Los «secretos de Dios», de los cuales hablan tanto y con tanto gusto las Iglesias, se podrían calificar de una mentira piadosa, de engaño, de truco, para encubrir la falsificación que los teólogos han hecho de la enseñanza de Jesús. El paso de mayor consecuencias en este sentido se llevó a cabo en el concilio de Constantinopla, en el año 553, donde la enseñanza de la reencarnación desapareció, por acuerdo unánime, de la enseñanza de la Iglesia. Con ello se eliminó también la ley de causa y efecto, de siembra y cosecha, a pesar de que todavía se puede encontrar expresada con todas sus palabras en la Biblia. En la carta a los Gálatas, capítulo 6, 7, se lee: «No os engañéis: de Dios nadie se burla. Pues lo que uno siembre, eso cosechará».

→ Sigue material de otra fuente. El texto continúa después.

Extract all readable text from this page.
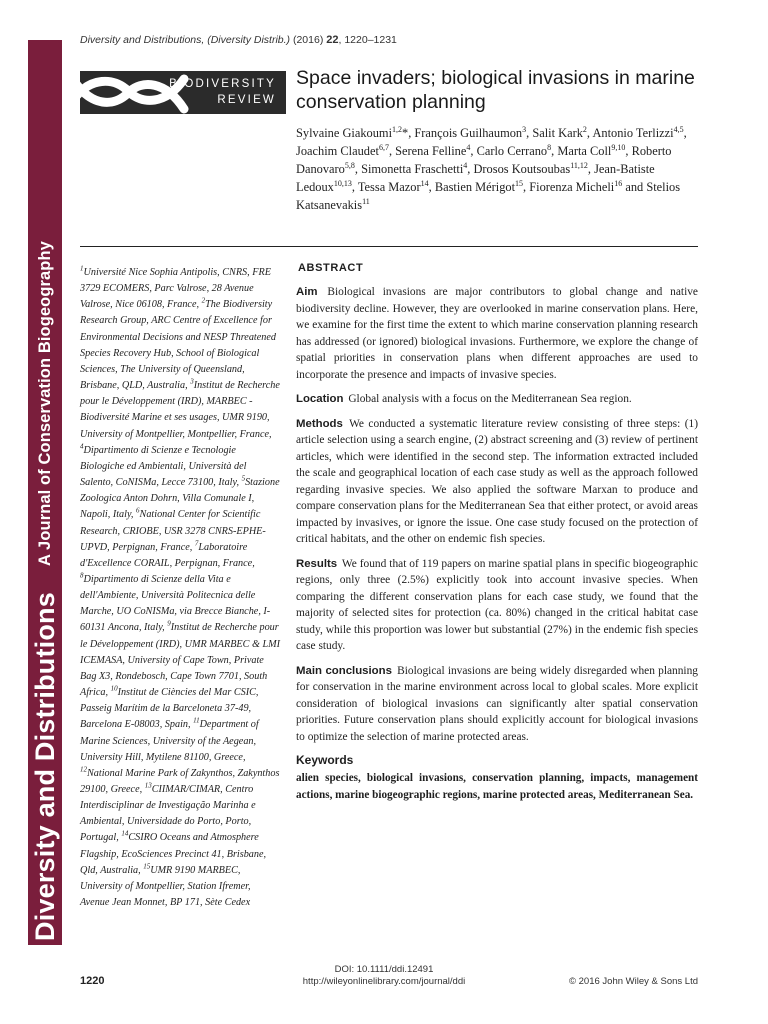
Diversity and Distributions
A Journal of Conservation Biogeography
Diversity and Distributions, (Diversity Distrib.) (2016) 22, 1220–1231
BIODIVERSITY
REVIEW
Space invaders; biological invasions in marine conservation planning
Sylvaine Giakoumi$^{1,2}$*, François Guilhaumon$^3$, Salit Kark$^2$, Antonio Terlizzi$^{4,5}$, Joachim Claudet$^{6,7}$, Serena Felline$^4$, Carlo Cerrano$^8$, Marta Coll$^{9,10}$, Roberto Danovaro$^{5,8}$, Simonetta Fraschetti$^4$, Drosos Koutsoubas$^{11,12}$, Jean-Batiste Ledoux$^{10,13}$, Tessa Mazor$^{14}$, Bastien Mérigot$^{15}$, Fiorenza Micheli$^{16}$ and Stelios Katsanevakis$^{11}$
$^1$Université Nice Sophia Antipolis, CNRS, FRE 3729 ECOMERS, Parc Valrose, 28 Avenue Valrose, Nice 06108, France, $^2$The Biodiversity Research Group, ARC Centre of Excellence for Environmental Decisions and NESP Threatened Species Recovery Hub, School of Biological Sciences, The University of Queensland, Brisbane, QLD, Australia, $^3$Institut de Recherche pour le Développement (IRD), MARBEC - Biodiversité Marine et ses usages, UMR 9190, University of Montpellier, Montpellier, France, $^4$Dipartimento di Scienze e Tecnologie Biologiche ed Ambientali, Università del Salento, CoNISMa, Lecce 73100, Italy, $^5$Stazione Zoologica Anton Dohrn, Villa Comunale I, Napoli, Italy, $^6$National Center for Scientific Research, CRIOBE, USR 3278 CNRS-EPHE-UPVD, Perpignan, France, $^7$Laboratoire d'Excellence CORAIL, Perpignan, France, $^8$Dipartimento di Scienze della Vita e dell'Ambiente, Università Politecnica delle Marche, UO CoNISMa, via Brecce Bianche, I-60131 Ancona, Italy, $^9$Institut de Recherche pour le Développement (IRD), UMR MARBEC & LMI ICEMASA, University of Cape Town, Private Bag X3, Rondebosch, Cape Town 7701, South Africa, $^{10}$Institut de Ciències del Mar CSIC, Passeig Marítim de la Barceloneta 37-49, Barcelona E-08003, Spain, $^{11}$Department of Marine Sciences, University of the Aegean, University Hill, Mytilene 81100, Greece, $^{12}$National Marine Park of Zakynthos, Zakynthos 29100, Greece, $^{13}$CIIMAR/CIMAR, Centro Interdisciplinar de Investigação Marinha e Ambiental, Universidade do Porto, Porto, Portugal, $^{14}$CSIRO Oceans and Atmosphere Flagship, EcoSciences Precinct 41, Brisbane, Qld, Australia, $^{15}$UMR 9190 MARBEC, University of Montpellier, Station Ifremer, Avenue Jean Monnet, BP 171, Sète Cedex
ABSTRACT

Aim Biological invasions are major contributors to global change and native biodiversity decline. However, they are overlooked in marine conservation plans. Here, we examine for the first time the extent to which marine conservation planning research has addressed (or ignored) biological invasions. Furthermore, we explore the change of spatial priorities in conservation plans when different approaches are used to incorporate the presence and impacts of invasive species.

Location Global analysis with a focus on the Mediterranean Sea region.

Methods We conducted a systematic literature review consisting of three steps: (1) article selection using a search engine, (2) abstract screening and (3) review of pertinent articles, which were identified in the second step. The information extracted included the scale and geographical location of each case study as well as the approach followed regarding invasive species. We also applied the software Marxan to produce and compare conservation plans for the Mediterranean Sea that either protect, or avoid areas impacted by invasives, or ignore the issue. One case study focused on the protection of critical habitats, and the other on endemic fish species.

Results We found that of 119 papers on marine spatial plans in specific biogeographic regions, only three (2.5%) explicitly took into account invasive species. When comparing the different conservation plans for each case study, we found that the majority of selected sites for protection (ca. 80%) changed in the critical habitat case study, while this proportion was lower but substantial (27%) in the endemic fish species case study.

Main conclusions Biological invasions are being widely disregarded when planning for conservation in the marine environment across local to global scales. More explicit consideration of biological invasions can significantly alter spatial conservation priorities. Future conservation plans should explicitly account for biological invasions to optimize the selection of marine protected areas.

Keywords

alien species, biological invasions, conservation planning, impacts, management actions, marine biogeographic regions, marine protected areas, Mediterranean Sea.

DOI: 10.1111/ddi.12491
http://wileyonlinelibrary.com/journal/ddi
1220	© 2016 John Wiley & Sons Ltd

Si los teólogos eclesiásticos no hubieran suprimido el conocimiento de esta legitimidad, muchas personas no habrían estado indefensas ante su destino, lo habrían podido comprender y superar. De este modo muchos habrían podido aprovechar la oportunidad de encontrar el camino para comprender y cambiar su comportamiento, y convertirlo en independencia y seguridad en sí mismos, y en una mejor calidad de vida.